I watch the shore grow smaller in the distance, becoming nothing more than a speck on the horizon. After a quick ten minute ride, the boat slows as it approaches the designated dive spot, then comes to a stop. The boat continues to bounce, making it hard to keep my balance as I assemble my gear. Another diver helps with me with my equipment and I return the favor. Before the dive begins, the master gives us some last minute instructions, preparing us for what we will encounter. I listen, but my mind drifts back to the day I received my advanced certification. It was my first deep dive, 80 feet. The dive master warned me that sometimes the change in depth has an intoxicating effect, called narcosis. We had gone down 50 or 60 feet when I started coughing. My breathing regulator was no longer in my mouth and I felt like I was drinking the entire lake. Noticing something was wrong, my instructor quickly placed the regulator back in my mouth and started our ascent to the surface. I kept thinking that I must be drowning, but at the same time I was aware that I was OK. Other than coughing up water the rest of the day, I was fine. But the fear of drowning grips me hard and I push through it.
The tepid water of the Caribbean warms me as I descend into the sea. My buoyancy control device, called a BCD, keeps me afloat as I clear my mask with spit and fit it to my face. Thumbs up and we are ready. I release the air from my BCD and the dive weights cause me to sink. The light dims but I look up to see the glare of bright sunlight at the surface. As I descend, the change in pressure clogs my ears. I hold my nose and blow, causing my ears to pop. The only sound I hear, however, is the rough sound of my breathing, amplified by the regulator. We do not touch bottom for fear of damaging the corals. It’s hard to believe the reef is a living thing. I notice the life around me. Thin finger-like blades of sea grass grows through the fine white sand and dance in the gentle breeze of our passing . Vibrant colors of coral catch my eye. Rustic reds, bright yellows and pale browns cover the bottom. A lacy purple fan stands out from the rest and becomes my favorite. Brightly colored parrot fish dart past me. I try to take a picture but they are much too quick. Reluctantly, I point and shoot, hoping that I get lucky.
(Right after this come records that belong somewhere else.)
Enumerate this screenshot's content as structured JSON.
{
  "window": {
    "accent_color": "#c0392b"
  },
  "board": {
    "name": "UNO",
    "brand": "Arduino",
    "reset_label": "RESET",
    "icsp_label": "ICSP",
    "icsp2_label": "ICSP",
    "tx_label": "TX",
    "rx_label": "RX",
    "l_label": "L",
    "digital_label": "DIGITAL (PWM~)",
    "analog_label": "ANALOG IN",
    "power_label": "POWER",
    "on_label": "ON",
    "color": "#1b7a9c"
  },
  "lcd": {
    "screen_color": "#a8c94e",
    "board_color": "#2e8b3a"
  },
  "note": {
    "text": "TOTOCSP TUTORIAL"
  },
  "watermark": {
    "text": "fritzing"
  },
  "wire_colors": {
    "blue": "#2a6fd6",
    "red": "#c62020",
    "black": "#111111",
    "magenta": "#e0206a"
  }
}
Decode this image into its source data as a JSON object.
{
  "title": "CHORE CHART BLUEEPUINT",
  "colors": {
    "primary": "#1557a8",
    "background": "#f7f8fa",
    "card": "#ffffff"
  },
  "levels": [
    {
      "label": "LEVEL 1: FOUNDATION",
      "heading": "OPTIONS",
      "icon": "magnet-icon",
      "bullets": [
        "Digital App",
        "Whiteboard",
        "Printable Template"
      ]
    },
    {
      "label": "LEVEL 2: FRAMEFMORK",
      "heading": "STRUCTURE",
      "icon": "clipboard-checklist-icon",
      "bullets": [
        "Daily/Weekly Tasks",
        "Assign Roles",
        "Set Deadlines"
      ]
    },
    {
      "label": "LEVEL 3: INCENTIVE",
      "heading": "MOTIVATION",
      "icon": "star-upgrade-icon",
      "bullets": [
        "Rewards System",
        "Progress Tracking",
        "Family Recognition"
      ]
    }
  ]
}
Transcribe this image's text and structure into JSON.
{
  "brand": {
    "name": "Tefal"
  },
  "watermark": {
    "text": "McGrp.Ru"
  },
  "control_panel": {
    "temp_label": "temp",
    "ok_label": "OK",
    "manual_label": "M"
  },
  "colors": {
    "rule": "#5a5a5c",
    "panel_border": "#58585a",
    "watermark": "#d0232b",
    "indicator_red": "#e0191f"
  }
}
I have never dived the Caribbean. The closest I have come to experiencing the perfect view of the ocean is snorkeling in Honduras. But that is only an appetizer, enough to wet my appetite for a grander feast.
I don’t know why I am so fascinated with the sea. Maybe being born under the sign of Aquarius had something to do with. But the sea, the ocean, it is like an enchanted kingdom. There is a calmness under the water. Worries disappear and all that matters is right in front of your eyes. I hope one day to be lucky enough to experience it firsthand.